En la alborada del siglo XX, conforme el ejército estadunidense entraba en Cuba
y Filipinas, el excepcionalismo americano no siempre significó que
Estados Unidos quisiera avanzar solo. La nación deseaba -de hecho estaba
ansiosa- unirse al pequeño grupo de potencias imperiales a las que algún día
habría de suplantar. El senador Henry Cabot Lodge escribió entonces: "en aras de
su expansión futura y su defensa actual, las grandes naciones absorben todos los
basureros de la tierra... en su carácter de gran nación de la tierra, Estados
Unidos no debe asumir esa misma línea de acción". Es claro que el espíritu
nacionalista de otros países los llevó a ver su expansión sólo en términos
morales, pero esta nación, sin duda, fue más allá.
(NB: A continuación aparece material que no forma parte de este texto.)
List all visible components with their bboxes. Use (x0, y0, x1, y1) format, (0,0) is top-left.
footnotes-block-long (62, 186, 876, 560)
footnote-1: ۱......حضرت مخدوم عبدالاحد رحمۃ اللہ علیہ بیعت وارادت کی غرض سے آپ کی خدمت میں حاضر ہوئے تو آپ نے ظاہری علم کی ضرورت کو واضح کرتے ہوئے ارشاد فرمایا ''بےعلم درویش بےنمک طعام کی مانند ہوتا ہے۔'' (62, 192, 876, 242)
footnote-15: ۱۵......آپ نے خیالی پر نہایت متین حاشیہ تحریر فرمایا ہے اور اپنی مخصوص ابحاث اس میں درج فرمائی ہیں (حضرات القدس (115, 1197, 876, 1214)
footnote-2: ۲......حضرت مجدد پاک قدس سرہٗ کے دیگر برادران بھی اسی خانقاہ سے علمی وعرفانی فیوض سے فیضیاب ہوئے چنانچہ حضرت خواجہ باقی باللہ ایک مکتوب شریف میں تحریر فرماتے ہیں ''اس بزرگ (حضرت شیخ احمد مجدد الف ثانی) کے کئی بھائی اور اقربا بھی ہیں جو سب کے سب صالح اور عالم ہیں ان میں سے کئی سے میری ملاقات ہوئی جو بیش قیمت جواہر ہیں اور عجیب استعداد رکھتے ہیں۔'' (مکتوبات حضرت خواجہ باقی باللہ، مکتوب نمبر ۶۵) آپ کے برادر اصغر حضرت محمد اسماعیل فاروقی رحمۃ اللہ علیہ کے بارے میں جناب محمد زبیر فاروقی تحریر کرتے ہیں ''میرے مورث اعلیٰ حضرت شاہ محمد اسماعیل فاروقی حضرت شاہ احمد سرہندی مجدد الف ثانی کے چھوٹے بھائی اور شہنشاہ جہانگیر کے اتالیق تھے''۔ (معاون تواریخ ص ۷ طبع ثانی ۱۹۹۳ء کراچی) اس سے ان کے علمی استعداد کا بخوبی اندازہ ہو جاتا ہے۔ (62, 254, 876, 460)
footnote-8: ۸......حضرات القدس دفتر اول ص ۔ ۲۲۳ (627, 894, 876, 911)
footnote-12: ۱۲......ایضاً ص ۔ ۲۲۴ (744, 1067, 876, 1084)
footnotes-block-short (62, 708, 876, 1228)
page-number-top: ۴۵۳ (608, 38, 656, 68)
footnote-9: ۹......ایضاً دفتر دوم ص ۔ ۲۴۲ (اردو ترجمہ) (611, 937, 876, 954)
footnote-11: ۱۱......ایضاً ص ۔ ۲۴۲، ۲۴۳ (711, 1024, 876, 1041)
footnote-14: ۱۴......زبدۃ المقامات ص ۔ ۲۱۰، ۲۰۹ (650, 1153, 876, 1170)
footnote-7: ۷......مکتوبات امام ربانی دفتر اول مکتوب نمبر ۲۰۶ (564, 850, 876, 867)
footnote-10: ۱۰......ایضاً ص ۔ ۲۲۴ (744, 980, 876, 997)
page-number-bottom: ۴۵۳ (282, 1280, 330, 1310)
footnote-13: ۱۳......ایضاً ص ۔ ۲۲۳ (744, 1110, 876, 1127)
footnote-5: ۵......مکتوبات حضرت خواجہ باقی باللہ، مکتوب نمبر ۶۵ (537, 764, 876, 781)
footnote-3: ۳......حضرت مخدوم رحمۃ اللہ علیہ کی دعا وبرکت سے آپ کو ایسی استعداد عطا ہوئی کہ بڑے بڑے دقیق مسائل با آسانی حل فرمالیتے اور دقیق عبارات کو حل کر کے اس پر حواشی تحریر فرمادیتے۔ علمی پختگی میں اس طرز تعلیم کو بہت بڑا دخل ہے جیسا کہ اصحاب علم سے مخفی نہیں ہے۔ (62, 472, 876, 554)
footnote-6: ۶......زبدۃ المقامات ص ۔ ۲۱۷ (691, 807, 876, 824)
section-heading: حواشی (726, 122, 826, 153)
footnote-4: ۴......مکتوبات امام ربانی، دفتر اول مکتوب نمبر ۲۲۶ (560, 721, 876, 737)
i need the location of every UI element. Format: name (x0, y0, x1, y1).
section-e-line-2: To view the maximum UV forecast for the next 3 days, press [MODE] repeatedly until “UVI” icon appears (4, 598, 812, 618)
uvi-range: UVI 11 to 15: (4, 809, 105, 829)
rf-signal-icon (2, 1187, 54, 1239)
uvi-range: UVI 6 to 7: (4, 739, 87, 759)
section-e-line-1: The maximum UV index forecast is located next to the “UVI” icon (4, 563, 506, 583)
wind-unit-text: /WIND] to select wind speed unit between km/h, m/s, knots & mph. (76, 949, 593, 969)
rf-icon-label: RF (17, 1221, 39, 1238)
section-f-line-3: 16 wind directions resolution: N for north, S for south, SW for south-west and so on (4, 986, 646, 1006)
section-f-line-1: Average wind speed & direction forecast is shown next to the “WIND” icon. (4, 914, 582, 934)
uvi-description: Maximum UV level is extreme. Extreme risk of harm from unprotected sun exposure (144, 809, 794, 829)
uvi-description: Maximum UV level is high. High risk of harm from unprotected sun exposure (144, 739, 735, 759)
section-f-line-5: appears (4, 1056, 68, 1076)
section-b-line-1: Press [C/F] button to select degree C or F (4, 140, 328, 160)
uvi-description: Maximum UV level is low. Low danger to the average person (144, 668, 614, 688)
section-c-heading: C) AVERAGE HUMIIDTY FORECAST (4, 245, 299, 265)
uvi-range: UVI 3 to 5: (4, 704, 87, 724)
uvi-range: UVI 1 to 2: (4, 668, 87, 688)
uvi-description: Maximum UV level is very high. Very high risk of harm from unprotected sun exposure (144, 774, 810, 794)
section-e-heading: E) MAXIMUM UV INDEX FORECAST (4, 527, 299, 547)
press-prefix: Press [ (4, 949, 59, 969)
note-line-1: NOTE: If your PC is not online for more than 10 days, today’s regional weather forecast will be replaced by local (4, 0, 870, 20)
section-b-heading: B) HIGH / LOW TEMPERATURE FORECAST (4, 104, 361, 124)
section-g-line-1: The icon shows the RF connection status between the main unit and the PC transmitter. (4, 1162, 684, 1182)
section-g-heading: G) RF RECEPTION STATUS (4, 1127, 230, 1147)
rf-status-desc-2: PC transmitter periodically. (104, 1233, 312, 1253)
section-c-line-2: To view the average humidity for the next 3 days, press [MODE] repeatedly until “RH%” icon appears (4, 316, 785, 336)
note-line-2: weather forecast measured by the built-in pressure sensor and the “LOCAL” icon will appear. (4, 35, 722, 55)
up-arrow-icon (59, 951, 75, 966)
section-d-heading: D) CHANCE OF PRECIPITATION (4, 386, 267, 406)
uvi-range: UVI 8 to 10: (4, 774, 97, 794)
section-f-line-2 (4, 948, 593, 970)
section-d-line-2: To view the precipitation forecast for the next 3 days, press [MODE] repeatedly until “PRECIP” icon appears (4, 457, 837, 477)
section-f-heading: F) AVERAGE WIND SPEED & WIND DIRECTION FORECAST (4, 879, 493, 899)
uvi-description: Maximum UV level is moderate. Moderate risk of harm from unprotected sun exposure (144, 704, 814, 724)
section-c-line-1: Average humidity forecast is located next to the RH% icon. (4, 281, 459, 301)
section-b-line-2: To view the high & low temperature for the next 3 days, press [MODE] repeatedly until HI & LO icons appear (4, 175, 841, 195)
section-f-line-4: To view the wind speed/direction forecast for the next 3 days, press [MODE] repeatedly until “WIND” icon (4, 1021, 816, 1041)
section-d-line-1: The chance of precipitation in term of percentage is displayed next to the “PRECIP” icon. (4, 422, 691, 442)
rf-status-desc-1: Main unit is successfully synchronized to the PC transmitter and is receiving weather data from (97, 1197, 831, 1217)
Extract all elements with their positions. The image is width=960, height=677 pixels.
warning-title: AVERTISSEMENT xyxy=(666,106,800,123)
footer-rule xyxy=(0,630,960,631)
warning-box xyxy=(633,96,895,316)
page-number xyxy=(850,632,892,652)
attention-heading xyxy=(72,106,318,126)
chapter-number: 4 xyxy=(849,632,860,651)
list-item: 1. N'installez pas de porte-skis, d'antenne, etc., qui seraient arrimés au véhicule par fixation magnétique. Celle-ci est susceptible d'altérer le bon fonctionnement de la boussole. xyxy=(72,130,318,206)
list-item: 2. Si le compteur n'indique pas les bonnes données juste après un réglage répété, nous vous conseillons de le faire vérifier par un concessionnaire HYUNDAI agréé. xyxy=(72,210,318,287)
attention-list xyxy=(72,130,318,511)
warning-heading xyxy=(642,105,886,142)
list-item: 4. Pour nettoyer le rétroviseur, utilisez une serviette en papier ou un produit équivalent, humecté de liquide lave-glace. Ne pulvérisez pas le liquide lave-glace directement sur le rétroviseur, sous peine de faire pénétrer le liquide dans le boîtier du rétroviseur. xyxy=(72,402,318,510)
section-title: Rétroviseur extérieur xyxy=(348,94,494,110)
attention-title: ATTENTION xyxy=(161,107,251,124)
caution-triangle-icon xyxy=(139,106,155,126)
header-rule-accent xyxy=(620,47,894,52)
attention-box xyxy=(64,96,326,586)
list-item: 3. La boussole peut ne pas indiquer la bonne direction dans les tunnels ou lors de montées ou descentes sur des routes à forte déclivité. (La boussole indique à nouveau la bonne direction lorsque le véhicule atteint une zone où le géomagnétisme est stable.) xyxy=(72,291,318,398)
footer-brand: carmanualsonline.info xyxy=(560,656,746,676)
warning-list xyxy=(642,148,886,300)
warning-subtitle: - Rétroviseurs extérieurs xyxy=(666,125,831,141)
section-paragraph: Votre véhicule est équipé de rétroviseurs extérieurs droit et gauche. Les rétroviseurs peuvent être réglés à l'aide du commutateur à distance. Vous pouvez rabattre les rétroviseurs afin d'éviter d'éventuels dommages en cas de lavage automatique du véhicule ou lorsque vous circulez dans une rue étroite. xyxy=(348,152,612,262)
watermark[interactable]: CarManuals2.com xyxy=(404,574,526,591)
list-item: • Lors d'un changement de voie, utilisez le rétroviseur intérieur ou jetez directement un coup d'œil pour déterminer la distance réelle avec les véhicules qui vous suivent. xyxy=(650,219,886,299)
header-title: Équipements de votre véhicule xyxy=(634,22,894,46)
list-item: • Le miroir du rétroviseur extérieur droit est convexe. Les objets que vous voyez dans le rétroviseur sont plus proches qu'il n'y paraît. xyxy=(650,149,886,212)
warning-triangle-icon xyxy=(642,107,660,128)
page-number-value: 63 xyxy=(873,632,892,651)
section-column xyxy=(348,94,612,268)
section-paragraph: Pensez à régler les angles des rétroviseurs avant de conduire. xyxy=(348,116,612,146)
Nadie ha expresado con mayor claridad el excepcionalismo estadunidense que el
secretario de Guerra Elihu Root, quien en 1899 declaró: "el soldado
estadunidense es diferente de todos los otros soldados de otros países desde que
comenzó el mundo. El es la avanzada de la libertad y la justicia, de la ley y el
orden, de la paz y la felicidad". Mientras decía esto, los efectivos
estadunidenses comenzaban en Filipinas un baño de sangre que arrancaría la vida
a 600 mil.
La idea de que Estados Unidos es diferente porque sus acciones militares son en
beneficio de otros, se hace particularmente persuasiva cuando la expresan
líderes que se supone son liberales o progresistas. Por ejemplo, Woodrow Wilson,
quien siempre encabeza la lista de los presidentes "liberales" y a quien
académicos y la cultura popular siempre califican de "idealista", fue despiadado
en el uso de su poderío militar contra naciones más débiles. Fue él quien envió
a la armada a bombardear y ocupar el puerto mexicano de Veracruz en 1914, porque
los mexicanos habían arrestado a algunos marineros estadunidenses. Mandó a los
marines a Haití en 1915, y cuando los haitianos resistieron miles fueron
asesinados.
Al año siguiente los infantes de la Marina estadunidense ocuparon República
Dominicana. Las ocupaciones de Haití y República Dominicana duraron muchos años.
Y Wilson, cuando se religió en 1916, dijo: "sí hay una nación muy orgullosa de
luchar", y pronto envió a los jóvenes al matadero de la guerra europea.
Theodore Roosevelt era considerado un "progresista", y de hecho hizo campaña
presidencial en la plataforma del Partido Progresista en 1912. Pero fue amante
de la guerra y simpatizante de la conquista de Filipinas -congratuló al general
que borró un poblado filipino de 600 personas, en 1906. En 1904 promulgó
el Corolario Roosevelt a la Doctrina Monroe, que justificaba la ocupación de
países pequeños en el Caribe para darles "estabilidad".
Durante la guerra fría muchos "liberales" estadunidenses quedaron
atrapados en una suerte de histeria acerca de la expansión soviética, que
ciertamente ocurría en Europa del Este pero que se exageraba como amenaza para
Europa occidental y Estados Unidos. Durante el periodo del macartismo, Hubert
Humphrey, liberal quintaesencial en el Senado, propuso campos de detención para
los sospechosos de subversión, que en tiempos de "emergencia nacional" pudieran
ser arrestados sin mediar juicio alguno.